After the election, the Southern Poverty Law Center published a report called "The Trump Effect: The Impact of the 2016 Election on Our Nation's Schools." After surveying more than 10,000 teachers, it found an increase in incidents involving such racist symbols as swastikas and Confederate flags. There were also multiple references to immigrants.

Calling this a "Trump Effect" goes a bit too far. It implies that Trump made Americans racist, while there is ample evidence that Americans were already racist long before Trump descended that escalator at Trump Tower and entered politics.

You want to talk racism?

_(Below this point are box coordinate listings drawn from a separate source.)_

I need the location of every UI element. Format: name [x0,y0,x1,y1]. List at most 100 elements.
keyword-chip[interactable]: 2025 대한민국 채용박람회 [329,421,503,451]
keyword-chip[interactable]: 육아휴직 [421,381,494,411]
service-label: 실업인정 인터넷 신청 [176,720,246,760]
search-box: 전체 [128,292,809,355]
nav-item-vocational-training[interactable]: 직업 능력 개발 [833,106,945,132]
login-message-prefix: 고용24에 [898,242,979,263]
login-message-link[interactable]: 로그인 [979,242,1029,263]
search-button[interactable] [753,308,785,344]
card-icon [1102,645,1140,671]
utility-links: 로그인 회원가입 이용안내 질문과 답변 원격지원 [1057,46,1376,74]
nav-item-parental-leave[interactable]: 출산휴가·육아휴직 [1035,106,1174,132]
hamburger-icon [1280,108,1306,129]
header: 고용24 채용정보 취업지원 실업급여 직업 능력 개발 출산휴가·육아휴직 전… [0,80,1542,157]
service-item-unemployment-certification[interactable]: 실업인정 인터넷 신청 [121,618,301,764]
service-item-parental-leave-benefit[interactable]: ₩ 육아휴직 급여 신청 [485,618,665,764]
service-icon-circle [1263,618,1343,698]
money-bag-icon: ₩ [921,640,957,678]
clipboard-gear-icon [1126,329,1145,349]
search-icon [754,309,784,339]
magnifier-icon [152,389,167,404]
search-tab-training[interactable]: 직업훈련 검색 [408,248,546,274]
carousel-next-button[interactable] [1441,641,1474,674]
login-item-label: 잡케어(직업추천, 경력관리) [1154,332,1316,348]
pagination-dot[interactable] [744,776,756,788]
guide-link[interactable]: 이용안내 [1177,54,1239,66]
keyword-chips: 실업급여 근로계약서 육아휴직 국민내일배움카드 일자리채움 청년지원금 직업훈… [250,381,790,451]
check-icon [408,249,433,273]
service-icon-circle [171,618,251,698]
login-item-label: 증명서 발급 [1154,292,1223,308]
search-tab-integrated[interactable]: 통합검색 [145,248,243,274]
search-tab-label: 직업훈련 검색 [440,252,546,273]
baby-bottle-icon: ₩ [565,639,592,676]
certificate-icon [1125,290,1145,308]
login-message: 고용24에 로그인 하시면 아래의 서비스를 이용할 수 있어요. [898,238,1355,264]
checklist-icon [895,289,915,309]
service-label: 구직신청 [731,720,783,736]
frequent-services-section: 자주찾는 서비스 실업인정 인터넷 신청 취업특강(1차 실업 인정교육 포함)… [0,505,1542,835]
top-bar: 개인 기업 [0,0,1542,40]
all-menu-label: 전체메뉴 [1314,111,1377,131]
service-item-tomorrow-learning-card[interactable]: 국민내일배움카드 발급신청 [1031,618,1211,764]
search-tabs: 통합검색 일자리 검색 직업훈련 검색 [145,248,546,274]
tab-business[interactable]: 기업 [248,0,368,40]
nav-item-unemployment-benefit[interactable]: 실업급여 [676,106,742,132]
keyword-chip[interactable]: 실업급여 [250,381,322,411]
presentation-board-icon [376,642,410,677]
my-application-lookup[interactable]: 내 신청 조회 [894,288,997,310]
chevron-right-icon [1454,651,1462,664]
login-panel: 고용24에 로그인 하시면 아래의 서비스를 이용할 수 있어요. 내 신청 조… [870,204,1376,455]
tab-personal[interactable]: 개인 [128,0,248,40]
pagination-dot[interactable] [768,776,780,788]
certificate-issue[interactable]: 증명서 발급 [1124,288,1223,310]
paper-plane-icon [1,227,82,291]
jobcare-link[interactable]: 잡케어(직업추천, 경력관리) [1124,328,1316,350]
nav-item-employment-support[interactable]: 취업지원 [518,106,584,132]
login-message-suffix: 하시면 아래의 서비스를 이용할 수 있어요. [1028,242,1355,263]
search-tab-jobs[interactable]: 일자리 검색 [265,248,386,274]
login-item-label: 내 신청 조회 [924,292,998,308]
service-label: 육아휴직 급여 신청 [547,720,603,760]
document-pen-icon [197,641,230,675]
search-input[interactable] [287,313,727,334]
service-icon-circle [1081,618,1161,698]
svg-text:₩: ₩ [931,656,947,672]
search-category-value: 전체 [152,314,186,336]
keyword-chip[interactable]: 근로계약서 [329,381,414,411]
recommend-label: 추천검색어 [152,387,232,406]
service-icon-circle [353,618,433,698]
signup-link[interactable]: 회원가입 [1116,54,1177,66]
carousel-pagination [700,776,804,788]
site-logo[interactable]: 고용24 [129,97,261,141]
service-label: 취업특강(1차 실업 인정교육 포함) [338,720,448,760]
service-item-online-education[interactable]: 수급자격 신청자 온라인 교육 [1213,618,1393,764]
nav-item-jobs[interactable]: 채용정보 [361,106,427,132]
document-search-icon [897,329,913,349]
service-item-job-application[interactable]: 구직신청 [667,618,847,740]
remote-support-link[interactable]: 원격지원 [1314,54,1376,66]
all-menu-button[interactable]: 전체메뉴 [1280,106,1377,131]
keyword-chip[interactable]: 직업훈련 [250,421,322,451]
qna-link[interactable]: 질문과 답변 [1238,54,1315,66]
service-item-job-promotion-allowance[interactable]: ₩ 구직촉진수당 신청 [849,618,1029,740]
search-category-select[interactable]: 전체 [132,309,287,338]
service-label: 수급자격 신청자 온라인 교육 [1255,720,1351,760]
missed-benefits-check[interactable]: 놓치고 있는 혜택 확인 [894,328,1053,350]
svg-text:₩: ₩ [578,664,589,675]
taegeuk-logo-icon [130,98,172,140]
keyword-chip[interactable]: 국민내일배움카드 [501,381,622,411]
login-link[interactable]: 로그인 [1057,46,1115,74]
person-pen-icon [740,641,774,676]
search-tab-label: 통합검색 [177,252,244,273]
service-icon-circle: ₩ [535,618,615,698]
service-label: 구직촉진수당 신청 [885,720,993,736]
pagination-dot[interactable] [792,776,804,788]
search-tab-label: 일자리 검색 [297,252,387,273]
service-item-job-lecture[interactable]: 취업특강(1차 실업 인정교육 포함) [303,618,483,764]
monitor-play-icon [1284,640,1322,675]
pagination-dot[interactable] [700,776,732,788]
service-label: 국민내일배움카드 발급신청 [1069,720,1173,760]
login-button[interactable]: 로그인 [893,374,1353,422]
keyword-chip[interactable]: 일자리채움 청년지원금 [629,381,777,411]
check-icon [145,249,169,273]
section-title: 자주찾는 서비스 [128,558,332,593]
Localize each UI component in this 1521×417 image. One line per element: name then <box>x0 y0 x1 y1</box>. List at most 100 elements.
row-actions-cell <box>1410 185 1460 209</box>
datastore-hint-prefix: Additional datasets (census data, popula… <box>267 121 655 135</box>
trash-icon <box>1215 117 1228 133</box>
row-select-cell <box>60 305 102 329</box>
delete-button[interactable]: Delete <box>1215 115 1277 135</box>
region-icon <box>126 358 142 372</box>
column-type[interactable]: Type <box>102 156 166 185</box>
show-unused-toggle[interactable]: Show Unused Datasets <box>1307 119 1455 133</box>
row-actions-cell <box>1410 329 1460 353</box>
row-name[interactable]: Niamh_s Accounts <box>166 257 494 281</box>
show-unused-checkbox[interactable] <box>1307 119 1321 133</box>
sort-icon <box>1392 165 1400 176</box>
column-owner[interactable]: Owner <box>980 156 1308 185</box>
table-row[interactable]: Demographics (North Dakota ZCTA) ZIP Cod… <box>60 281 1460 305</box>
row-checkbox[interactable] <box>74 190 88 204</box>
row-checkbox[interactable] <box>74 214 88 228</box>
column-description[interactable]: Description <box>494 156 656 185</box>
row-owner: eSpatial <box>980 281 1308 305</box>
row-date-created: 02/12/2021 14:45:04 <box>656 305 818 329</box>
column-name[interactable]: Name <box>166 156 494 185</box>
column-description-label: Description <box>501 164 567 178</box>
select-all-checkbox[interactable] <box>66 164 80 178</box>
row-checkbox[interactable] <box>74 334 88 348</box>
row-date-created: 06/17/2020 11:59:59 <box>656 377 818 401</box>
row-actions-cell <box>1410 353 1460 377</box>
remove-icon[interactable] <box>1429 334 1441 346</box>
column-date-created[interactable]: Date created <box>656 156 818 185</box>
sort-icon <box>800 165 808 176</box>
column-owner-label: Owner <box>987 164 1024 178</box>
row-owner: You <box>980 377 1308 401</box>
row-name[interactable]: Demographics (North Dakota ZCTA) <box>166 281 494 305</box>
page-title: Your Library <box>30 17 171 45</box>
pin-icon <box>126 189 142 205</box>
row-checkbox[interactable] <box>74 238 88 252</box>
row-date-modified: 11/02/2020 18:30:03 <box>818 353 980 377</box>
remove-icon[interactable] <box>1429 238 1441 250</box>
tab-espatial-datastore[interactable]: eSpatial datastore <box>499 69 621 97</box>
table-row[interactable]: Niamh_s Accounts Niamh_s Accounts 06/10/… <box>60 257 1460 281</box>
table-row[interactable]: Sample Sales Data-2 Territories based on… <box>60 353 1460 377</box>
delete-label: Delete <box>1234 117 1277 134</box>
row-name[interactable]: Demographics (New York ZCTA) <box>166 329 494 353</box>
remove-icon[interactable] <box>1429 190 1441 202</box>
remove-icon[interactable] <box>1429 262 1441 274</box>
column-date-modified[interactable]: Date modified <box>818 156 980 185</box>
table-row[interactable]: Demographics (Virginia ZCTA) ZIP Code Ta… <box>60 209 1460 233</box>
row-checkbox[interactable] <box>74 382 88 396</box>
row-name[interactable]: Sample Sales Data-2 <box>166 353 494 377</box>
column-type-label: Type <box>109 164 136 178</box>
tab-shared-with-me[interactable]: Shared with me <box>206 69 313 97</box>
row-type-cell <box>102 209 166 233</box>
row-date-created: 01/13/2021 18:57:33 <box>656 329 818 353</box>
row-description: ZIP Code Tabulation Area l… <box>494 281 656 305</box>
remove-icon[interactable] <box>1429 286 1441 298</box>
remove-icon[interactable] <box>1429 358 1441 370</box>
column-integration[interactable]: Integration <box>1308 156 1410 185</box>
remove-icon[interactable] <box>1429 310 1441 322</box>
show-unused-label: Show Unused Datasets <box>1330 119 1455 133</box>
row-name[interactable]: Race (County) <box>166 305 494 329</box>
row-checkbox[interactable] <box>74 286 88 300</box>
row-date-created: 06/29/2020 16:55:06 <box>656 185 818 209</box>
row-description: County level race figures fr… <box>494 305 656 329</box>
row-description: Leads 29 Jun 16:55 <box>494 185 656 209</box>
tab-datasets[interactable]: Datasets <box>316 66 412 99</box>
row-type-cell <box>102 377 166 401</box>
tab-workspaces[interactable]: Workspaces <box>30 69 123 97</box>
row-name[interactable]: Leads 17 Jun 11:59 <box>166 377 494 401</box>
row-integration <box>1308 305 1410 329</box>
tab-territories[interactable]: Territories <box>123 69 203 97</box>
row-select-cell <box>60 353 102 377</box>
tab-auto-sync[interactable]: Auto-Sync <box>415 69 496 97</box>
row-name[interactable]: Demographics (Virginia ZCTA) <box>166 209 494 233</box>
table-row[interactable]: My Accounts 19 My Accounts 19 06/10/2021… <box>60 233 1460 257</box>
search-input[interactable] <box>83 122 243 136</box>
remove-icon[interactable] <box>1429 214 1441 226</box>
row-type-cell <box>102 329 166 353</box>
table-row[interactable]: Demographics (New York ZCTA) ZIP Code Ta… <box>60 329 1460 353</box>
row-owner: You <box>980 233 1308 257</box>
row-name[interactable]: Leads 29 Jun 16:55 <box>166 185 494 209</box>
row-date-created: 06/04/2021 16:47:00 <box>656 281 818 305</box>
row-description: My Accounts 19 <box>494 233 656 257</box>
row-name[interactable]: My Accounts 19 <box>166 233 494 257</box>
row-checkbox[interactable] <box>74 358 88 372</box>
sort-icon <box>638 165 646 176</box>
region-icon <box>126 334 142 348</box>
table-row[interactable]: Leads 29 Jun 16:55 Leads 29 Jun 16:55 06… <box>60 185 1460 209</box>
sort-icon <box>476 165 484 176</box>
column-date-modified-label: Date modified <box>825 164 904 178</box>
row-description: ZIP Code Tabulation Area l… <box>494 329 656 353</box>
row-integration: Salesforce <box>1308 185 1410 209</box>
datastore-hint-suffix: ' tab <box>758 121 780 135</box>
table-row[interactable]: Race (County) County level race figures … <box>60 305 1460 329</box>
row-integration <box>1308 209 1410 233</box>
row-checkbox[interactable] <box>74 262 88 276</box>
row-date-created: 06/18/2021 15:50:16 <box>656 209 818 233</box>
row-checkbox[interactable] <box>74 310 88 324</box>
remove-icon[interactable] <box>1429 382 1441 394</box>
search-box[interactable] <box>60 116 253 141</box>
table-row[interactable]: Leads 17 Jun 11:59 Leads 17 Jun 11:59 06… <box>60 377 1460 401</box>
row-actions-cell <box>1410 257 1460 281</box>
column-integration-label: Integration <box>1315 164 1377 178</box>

Take a good look at the ugly campaign that Bill and Hillary Clinton -- and their surrogates -- waged in 2008 against a brash young African-American senator from Illinois who didn't want to wait his turn.

Trump didn't really divide Americans, but he did an awfully good job of pushing buttons and exploiting divisions that were already there.

Sometimes, at high school sporting events, the reference to Trump is followed by an even more troubling chant: "U.S.A.! U.S.A.!"

That's the line, folks. Don't cross it. You don't go up to a group of people -- who, when it came to paying the ultimate price for freedom, died on foreign soil, from Normandy to Pork Chop Hill to Khe Sanh to Fallujah -- and question our patriotism.

You want to claim the name "Trump" as your own, be our guests. You're welcome to it.

But hands off the phrase "U.S.A." That belongs to us as much as it does you. And, just as we have countless times before, we'll fight to defend our claim.